Tuesday, November 2, 2010

SMEs: M'sia facing same problem Taiwan did

I have attended a number of small and medium-industry seminars and noticed that the participants are mainly concerned about the shortage of foreign workers and the availability of SMI loans.

No doubt the labor shortage and cash liquidity are two of the major issues that need to be addressed. However, just addressing these two issues alone does not suffice.

We must remember that the world is not static but dynamic; countries where our foreign workers originated from such as Indonesia and Vietnam are now progressing very well and one of these days, they may face a labor shortage as well. Therefore, in the long run our small and medium industries can not totally depend on foreign workers.

The operating environment resembles an ecosystem chain where the survival of SMEs depends on a variety of factors such as social and economic stability and investments from within and outside the country.

The fall in foreign investment capital will definitely have negative impact on the performance of SMIs downstream. Therefore, it is important for us to maintain a conducive environment to attract local and foreign investments.

Recently, the Japanese ambassador to Malaysia, Masahiko Horie. mentioned that the Japanese companies in Malaysia were very concerned about the shortage of labour and knowledge-based skilled worker in Malaysia.

If the situation persists, they may relocate the labor-intensive plants to some other countries.

We must not take this unhealthy phenomenon lightly and hopefully the relevant government agencies will arrange a dialogue with them to identify their needs.

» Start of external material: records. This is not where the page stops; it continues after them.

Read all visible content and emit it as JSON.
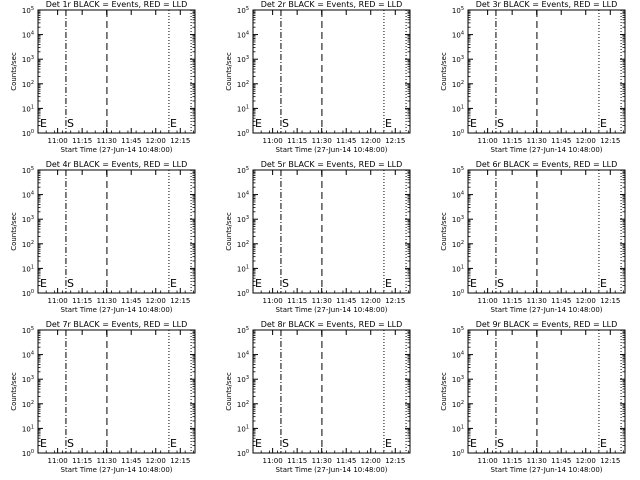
{
  "chart_data": [
    {
      "type": "line",
      "title": "Det 1r BLACK = Events, RED = LLD",
      "ylabel": "Counts/sec",
      "xlabel": "Start Time (27-Jun-14 10:48:00)",
      "x_ticks": [
        "11:00",
        "11:15",
        "11:30",
        "11:45",
        "12:00",
        "12:15"
      ],
      "y_ticks": [
        "10^0",
        "10^1",
        "10^2",
        "10^3",
        "10^4",
        "10^5"
      ],
      "ylim": [
        1,
        100000
      ],
      "yscale": "log",
      "xlim": [
        "10:48",
        "12:24"
      ],
      "series": [],
      "markers": {
        "start_label": "S",
        "end_label": "E",
        "left_label": "E"
      }
    },
    {
      "type": "line",
      "title": "Det 2r BLACK = Events, RED = LLD",
      "ylabel": "Counts/sec",
      "xlabel": "Start Time (27-Jun-14 10:48:00)",
      "x_ticks": [
        "11:00",
        "11:15",
        "11:30",
        "11:45",
        "12:00",
        "12:15"
      ],
      "y_ticks": [
        "10^0",
        "10^1",
        "10^2",
        "10^3",
        "10^4",
        "10^5"
      ],
      "ylim": [
        1,
        100000
      ],
      "yscale": "log",
      "xlim": [
        "10:48",
        "12:24"
      ],
      "series": [],
      "markers": {
        "start_label": "S",
        "end_label": "E",
        "left_label": "E"
      }
    },
    {
      "type": "line",
      "title": "Det 3r BLACK = Events, RED = LLD",
      "ylabel": "Counts/sec",
      "xlabel": "Start Time (27-Jun-14 10:48:00)",
      "x_ticks": [
        "11:00",
        "11:15",
        "11:30",
        "11:45",
        "12:00",
        "12:15"
      ],
      "y_ticks": [
        "10^0",
        "10^1",
        "10^2",
        "10^3",
        "10^4",
        "10^5"
      ],
      "ylim": [
        1,
        100000
      ],
      "yscale": "log",
      "xlim": [
        "10:48",
        "12:24"
      ],
      "series": [],
      "markers": {
        "start_label": "S",
        "end_label": "E",
        "left_label": "E"
      }
    },
    {
      "type": "line",
      "title": "Det 4r BLACK = Events, RED = LLD",
      "ylabel": "Counts/sec",
      "xlabel": "Start Time (27-Jun-14 10:48:00)",
      "x_ticks": [
        "11:00",
        "11:15",
        "11:30",
        "11:45",
        "12:00",
        "12:15"
      ],
      "y_ticks": [
        "10^0",
        "10^1",
        "10^2",
        "10^3",
        "10^4",
        "10^5"
      ],
      "ylim": [
        1,
        100000
      ],
      "yscale": "log",
      "xlim": [
        "10:48",
        "12:24"
      ],
      "series": [],
      "markers": {
        "start_label": "S",
        "end_label": "E",
        "left_label": "E"
      }
    },
    {
      "type": "line",
      "title": "Det 5r BLACK = Events, RED = LLD",
      "ylabel": "Counts/sec",
      "xlabel": "Start Time (27-Jun-14 10:48:00)",
      "x_ticks": [
        "11:00",
        "11:15",
        "11:30",
        "11:45",
        "12:00",
        "12:15"
      ],
      "y_ticks": [
        "10^0",
        "10^1",
        "10^2",
        "10^3",
        "10^4",
        "10^5"
      ],
      "ylim": [
        1,
        100000
      ],
      "yscale": "log",
      "xlim": [
        "10:48",
        "12:24"
      ],
      "series": [],
      "markers": {
        "start_label": "S",
        "end_label": "E",
        "left_label": "E"
      }
    },
    {
      "type": "line",
      "title": "Det 6r BLACK = Events, RED = LLD",
      "ylabel": "Counts/sec",
      "xlabel": "Start Time (27-Jun-14 10:48:00)",
      "x_ticks": [
        "11:00",
        "11:15",
        "11:30",
        "11:45",
        "12:00",
        "12:15"
      ],
      "y_ticks": [
        "10^0",
        "10^1",
        "10^2",
        "10^3",
        "10^4",
        "10^5"
      ],
      "ylim": [
        1,
        100000
      ],
      "yscale": "log",
      "xlim": [
        "10:48",
        "12:24"
      ],
      "series": [],
      "markers": {
        "start_label": "S",
        "end_label": "E",
        "left_label": "E"
      }
    },
    {
      "type": "line",
      "title": "Det 7r BLACK = Events, RED = LLD",
      "ylabel": "Counts/sec",
      "xlabel": "Start Time (27-Jun-14 10:48:00)",
      "x_ticks": [
        "11:00",
        "11:15",
        "11:30",
        "11:45",
        "12:00",
        "12:15"
      ],
      "y_ticks": [
        "10^0",
        "10^1",
        "10^2",
        "10^3",
        "10^4",
        "10^5"
      ],
      "ylim": [
        1,
        100000
      ],
      "yscale": "log",
      "xlim": [
        "10:48",
        "12:24"
      ],
      "series": [],
      "markers": {
        "start_label": "S",
        "end_label": "E",
        "left_label": "E"
      }
    },
    {
      "type": "line",
      "title": "Det 8r BLACK = Events, RED = LLD",
      "ylabel": "Counts/sec",
      "xlabel": "Start Time (27-Jun-14 10:48:00)",
      "x_ticks": [
        "11:00",
        "11:15",
        "11:30",
        "11:45",
        "12:00",
        "12:15"
      ],
      "y_ticks": [
        "10^0",
        "10^1",
        "10^2",
        "10^3",
        "10^4",
        "10^5"
      ],
      "ylim": [
        1,
        100000
      ],
      "yscale": "log",
      "xlim": [
        "10:48",
        "12:24"
      ],
      "series": [],
      "markers": {
        "start_label": "S",
        "end_label": "E",
        "left_label": "E"
      }
    },
    {
      "type": "line",
      "title": "Det 9r BLACK = Events, RED = LLD",
      "ylabel": "Counts/sec",
      "xlabel": "Start Time (27-Jun-14 10:48:00)",
      "x_ticks": [
        "11:00",
        "11:15",
        "11:30",
        "11:45",
        "12:00",
        "12:15"
      ],
      "y_ticks": [
        "10^0",
        "10^1",
        "10^2",
        "10^3",
        "10^4",
        "10^5"
      ],
      "ylim": [
        1,
        100000
      ],
      "yscale": "log",
      "xlim": [
        "10:48",
        "12:24"
      ],
      "series": [],
      "markers": {
        "start_label": "S",
        "end_label": "E",
        "left_label": "E"
      }
    }
  ]
}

Malaysia is now facing the problem that Taiwan SMI had faced at the turn of 20th century.

At that time, Taiwan's small and medium enterprises were very much dependent on foreign workers. I remember that my friend went all the way to Taiwan to become a helper to a vegetable seller in a market.

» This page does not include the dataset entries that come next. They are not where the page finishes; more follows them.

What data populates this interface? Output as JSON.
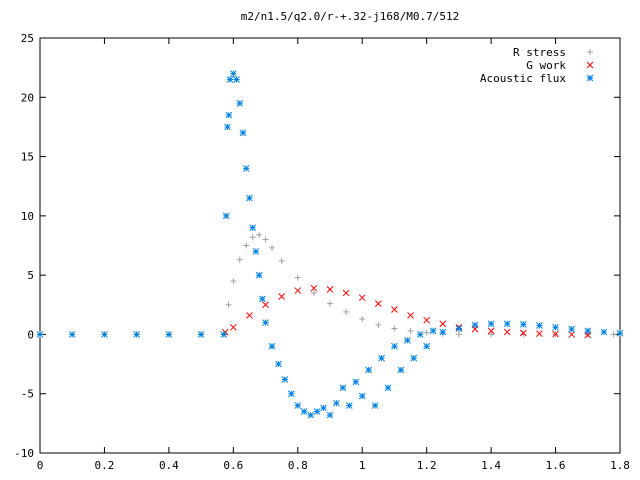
{
  "chart_data": {
    "type": "scatter",
    "title": "m2/n1.5/q2.0/r-+.32-j168/M0.7/512",
    "xlabel": "",
    "ylabel": "",
    "xlim": [
      0,
      1.8
    ],
    "ylim": [
      -10,
      25
    ],
    "x_ticks": [
      "0",
      "0.2",
      "0.4",
      "0.6",
      "0.8",
      "1",
      "1.2",
      "1.4",
      "1.6",
      "1.8"
    ],
    "y_ticks": [
      "-10",
      "-5",
      "0",
      "5",
      "10",
      "15",
      "20",
      "25"
    ],
    "grid": false,
    "legend_position": "top-right",
    "series": [
      {
        "name": "R stress",
        "marker": "plus",
        "color": "#a0a0a0",
        "points": [
          [
            0.0,
            0
          ],
          [
            0.1,
            0
          ],
          [
            0.2,
            0
          ],
          [
            0.3,
            0
          ],
          [
            0.4,
            0
          ],
          [
            0.5,
            0
          ],
          [
            0.575,
            0
          ],
          [
            0.585,
            2.5
          ],
          [
            0.6,
            4.5
          ],
          [
            0.62,
            6.3
          ],
          [
            0.64,
            7.5
          ],
          [
            0.66,
            8.2
          ],
          [
            0.68,
            8.4
          ],
          [
            0.7,
            8.0
          ],
          [
            0.72,
            7.3
          ],
          [
            0.75,
            6.2
          ],
          [
            0.8,
            4.8
          ],
          [
            0.85,
            3.5
          ],
          [
            0.9,
            2.6
          ],
          [
            0.95,
            1.9
          ],
          [
            1.0,
            1.3
          ],
          [
            1.05,
            0.8
          ],
          [
            1.1,
            0.5
          ],
          [
            1.15,
            0.3
          ],
          [
            1.2,
            0.15
          ],
          [
            1.25,
            0.05
          ],
          [
            1.3,
            0
          ],
          [
            1.4,
            0
          ],
          [
            1.5,
            0
          ],
          [
            1.6,
            0
          ],
          [
            1.7,
            0
          ],
          [
            1.78,
            0
          ]
        ]
      },
      {
        "name": "G work",
        "marker": "cross",
        "color": "#ff0000",
        "points": [
          [
            0.575,
            0.2
          ],
          [
            0.6,
            0.6
          ],
          [
            0.65,
            1.6
          ],
          [
            0.7,
            2.5
          ],
          [
            0.75,
            3.2
          ],
          [
            0.8,
            3.7
          ],
          [
            0.85,
            3.9
          ],
          [
            0.9,
            3.8
          ],
          [
            0.95,
            3.5
          ],
          [
            1.0,
            3.1
          ],
          [
            1.05,
            2.6
          ],
          [
            1.1,
            2.1
          ],
          [
            1.15,
            1.6
          ],
          [
            1.2,
            1.2
          ],
          [
            1.25,
            0.9
          ],
          [
            1.3,
            0.6
          ],
          [
            1.35,
            0.45
          ],
          [
            1.4,
            0.3
          ],
          [
            1.45,
            0.2
          ],
          [
            1.5,
            0.12
          ],
          [
            1.55,
            0.07
          ],
          [
            1.6,
            0.03
          ],
          [
            1.65,
            0.0
          ],
          [
            1.7,
            -0.05
          ]
        ]
      },
      {
        "name": "Acoustic flux",
        "marker": "star",
        "color": "#0080e0",
        "points": [
          [
            0.0,
            0
          ],
          [
            0.1,
            0
          ],
          [
            0.2,
            0
          ],
          [
            0.3,
            0
          ],
          [
            0.4,
            0
          ],
          [
            0.5,
            0
          ],
          [
            0.57,
            0
          ],
          [
            0.578,
            10
          ],
          [
            0.582,
            17.5
          ],
          [
            0.586,
            18.5
          ],
          [
            0.59,
            21.5
          ],
          [
            0.6,
            22
          ],
          [
            0.61,
            21.5
          ],
          [
            0.62,
            19.5
          ],
          [
            0.63,
            17
          ],
          [
            0.64,
            14
          ],
          [
            0.65,
            11.5
          ],
          [
            0.66,
            9
          ],
          [
            0.67,
            7
          ],
          [
            0.68,
            5
          ],
          [
            0.69,
            3
          ],
          [
            0.7,
            1
          ],
          [
            0.72,
            -1
          ],
          [
            0.74,
            -2.5
          ],
          [
            0.76,
            -3.8
          ],
          [
            0.78,
            -5
          ],
          [
            0.8,
            -6
          ],
          [
            0.82,
            -6.5
          ],
          [
            0.84,
            -6.8
          ],
          [
            0.86,
            -6.5
          ],
          [
            0.88,
            -6.2
          ],
          [
            0.9,
            -6.8
          ],
          [
            0.92,
            -5.8
          ],
          [
            0.94,
            -4.5
          ],
          [
            0.96,
            -6.0
          ],
          [
            0.98,
            -4.0
          ],
          [
            1.0,
            -5.2
          ],
          [
            1.02,
            -3.0
          ],
          [
            1.04,
            -6.0
          ],
          [
            1.06,
            -2.0
          ],
          [
            1.08,
            -4.5
          ],
          [
            1.1,
            -1.0
          ],
          [
            1.12,
            -3.0
          ],
          [
            1.14,
            -0.5
          ],
          [
            1.16,
            -2.0
          ],
          [
            1.18,
            0.0
          ],
          [
            1.2,
            -1.0
          ],
          [
            1.22,
            0.3
          ],
          [
            1.25,
            0.2
          ],
          [
            1.3,
            0.5
          ],
          [
            1.35,
            0.8
          ],
          [
            1.4,
            0.9
          ],
          [
            1.45,
            0.9
          ],
          [
            1.5,
            0.85
          ],
          [
            1.55,
            0.75
          ],
          [
            1.6,
            0.6
          ],
          [
            1.65,
            0.45
          ],
          [
            1.7,
            0.3
          ],
          [
            1.75,
            0.2
          ],
          [
            1.8,
            0.1
          ]
        ]
      }
    ]
  }
}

In the year of 1990, Malaysia's economy has greatly improved and those from Malaysia who worked in Taiwan began to return back to work in Malaysia 'aided' by the tough measures against the illegal foreign workers in Taiwan.

In order to survive, the government and the SMEs in Taiwan took a series of effective measures to adjust themselves to the change which included relocating labour intensive industries to mainland China, the adoption of automation and an efficient work-flow system and changing the attitude of youngsters towards blue-collar jobs through certification programmes.

I think it is high time we should learn from Taiwan's small and medium enterprises on how they tackled their problems from many perspectives.